My dear Cendrars, you must at times have sensed a kind of envy in me for all that you have lived through, digested, and vomited forth transformed, transmogrified, transubstantiated. As a child you played by Vergil’s tomb; as a mere lad you tramped across Europe, Russia, Asia, to stoke the furnace in some forgotten hotel in Pekin; as a young man, in the bloody days of the Legion, you elected to remain a corporal, no more; as a war victim you begged for alms in your own dear Paris, and a little later you were on the bum in New York, Boston, New Orleans, Frisco . . . You have roamed far, you have idled the days away, you have burned the candle at both ends, you have made friends and enemies, you have dared to write the truth, you have known how to be silent, you have pursued every path to the end, and you are still in your prime, still building castles in the air, still breaking plans, habits, resolutions, because to live is your primary aim, and you are living and will continue to live both in the flesh and in the roster of the illustrious ones.

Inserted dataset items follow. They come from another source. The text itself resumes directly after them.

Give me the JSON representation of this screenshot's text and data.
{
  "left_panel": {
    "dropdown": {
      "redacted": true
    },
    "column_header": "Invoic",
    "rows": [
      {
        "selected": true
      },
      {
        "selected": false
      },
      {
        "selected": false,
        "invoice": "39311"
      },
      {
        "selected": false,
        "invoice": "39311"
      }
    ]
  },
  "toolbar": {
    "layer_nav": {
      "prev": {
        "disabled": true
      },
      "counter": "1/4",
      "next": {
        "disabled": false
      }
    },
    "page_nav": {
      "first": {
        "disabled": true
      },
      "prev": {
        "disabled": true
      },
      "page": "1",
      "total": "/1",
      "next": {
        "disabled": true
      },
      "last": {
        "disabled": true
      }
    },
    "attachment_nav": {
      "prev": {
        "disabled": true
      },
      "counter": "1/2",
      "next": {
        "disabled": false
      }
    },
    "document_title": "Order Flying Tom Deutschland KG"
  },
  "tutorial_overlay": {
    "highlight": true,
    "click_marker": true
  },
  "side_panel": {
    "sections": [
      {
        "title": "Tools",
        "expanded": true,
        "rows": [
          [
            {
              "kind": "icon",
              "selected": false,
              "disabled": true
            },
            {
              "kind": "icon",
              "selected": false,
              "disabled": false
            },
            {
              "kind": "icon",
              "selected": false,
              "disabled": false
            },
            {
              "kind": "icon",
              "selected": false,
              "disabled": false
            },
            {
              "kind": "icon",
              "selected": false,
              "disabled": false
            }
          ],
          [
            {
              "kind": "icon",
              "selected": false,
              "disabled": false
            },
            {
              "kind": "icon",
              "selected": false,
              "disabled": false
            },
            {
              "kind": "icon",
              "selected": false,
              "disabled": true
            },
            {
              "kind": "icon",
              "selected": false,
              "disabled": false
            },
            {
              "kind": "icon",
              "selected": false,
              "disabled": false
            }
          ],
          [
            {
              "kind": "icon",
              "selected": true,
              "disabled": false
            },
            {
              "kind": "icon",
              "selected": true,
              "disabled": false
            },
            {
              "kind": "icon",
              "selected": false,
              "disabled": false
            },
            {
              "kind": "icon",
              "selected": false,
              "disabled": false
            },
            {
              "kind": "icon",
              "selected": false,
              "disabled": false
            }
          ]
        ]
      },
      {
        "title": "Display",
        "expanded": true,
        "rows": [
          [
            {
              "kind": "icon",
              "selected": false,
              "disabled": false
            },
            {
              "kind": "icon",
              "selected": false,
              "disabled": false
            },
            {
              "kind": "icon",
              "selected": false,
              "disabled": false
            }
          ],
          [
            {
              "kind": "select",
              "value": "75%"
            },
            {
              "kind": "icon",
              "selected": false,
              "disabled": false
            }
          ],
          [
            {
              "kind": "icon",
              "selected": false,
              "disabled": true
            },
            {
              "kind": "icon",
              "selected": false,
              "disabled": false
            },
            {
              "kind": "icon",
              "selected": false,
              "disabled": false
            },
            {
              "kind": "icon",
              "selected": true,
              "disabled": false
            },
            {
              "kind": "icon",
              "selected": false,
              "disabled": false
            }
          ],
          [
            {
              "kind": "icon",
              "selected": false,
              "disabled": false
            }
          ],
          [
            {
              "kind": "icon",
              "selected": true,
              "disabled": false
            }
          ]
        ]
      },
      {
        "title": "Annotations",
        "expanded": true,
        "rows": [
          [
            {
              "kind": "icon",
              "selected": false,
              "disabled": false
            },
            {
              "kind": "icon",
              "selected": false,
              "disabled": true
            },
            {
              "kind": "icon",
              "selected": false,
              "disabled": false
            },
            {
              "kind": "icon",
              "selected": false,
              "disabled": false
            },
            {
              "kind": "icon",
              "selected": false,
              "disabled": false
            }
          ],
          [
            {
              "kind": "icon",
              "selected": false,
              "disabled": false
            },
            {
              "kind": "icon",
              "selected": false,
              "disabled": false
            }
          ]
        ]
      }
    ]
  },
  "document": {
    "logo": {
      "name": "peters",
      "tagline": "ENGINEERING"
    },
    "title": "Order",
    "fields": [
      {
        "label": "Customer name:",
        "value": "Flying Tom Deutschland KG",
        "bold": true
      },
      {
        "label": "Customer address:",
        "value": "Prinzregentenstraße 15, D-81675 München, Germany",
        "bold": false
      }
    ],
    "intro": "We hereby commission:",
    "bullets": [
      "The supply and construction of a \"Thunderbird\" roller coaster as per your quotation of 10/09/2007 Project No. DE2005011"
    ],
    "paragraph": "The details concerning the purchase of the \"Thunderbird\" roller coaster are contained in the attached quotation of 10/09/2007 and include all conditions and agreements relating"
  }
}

How foolish, how absurd of me to think that I might be of help to you, that by putting in my little word for you here and there, as I said before, I would be advancing your cause. You have no need of my help or of anyone’s. Just living your life as you do you automatically aid us, all of us, everywhere life is lived. Once again I doff my hat to you. I bow in reverence. I have not the right to salute you because I am not your peer. I prefer to remain your devotee, your loving disciple, your spiritual brother in der Ewigkeit.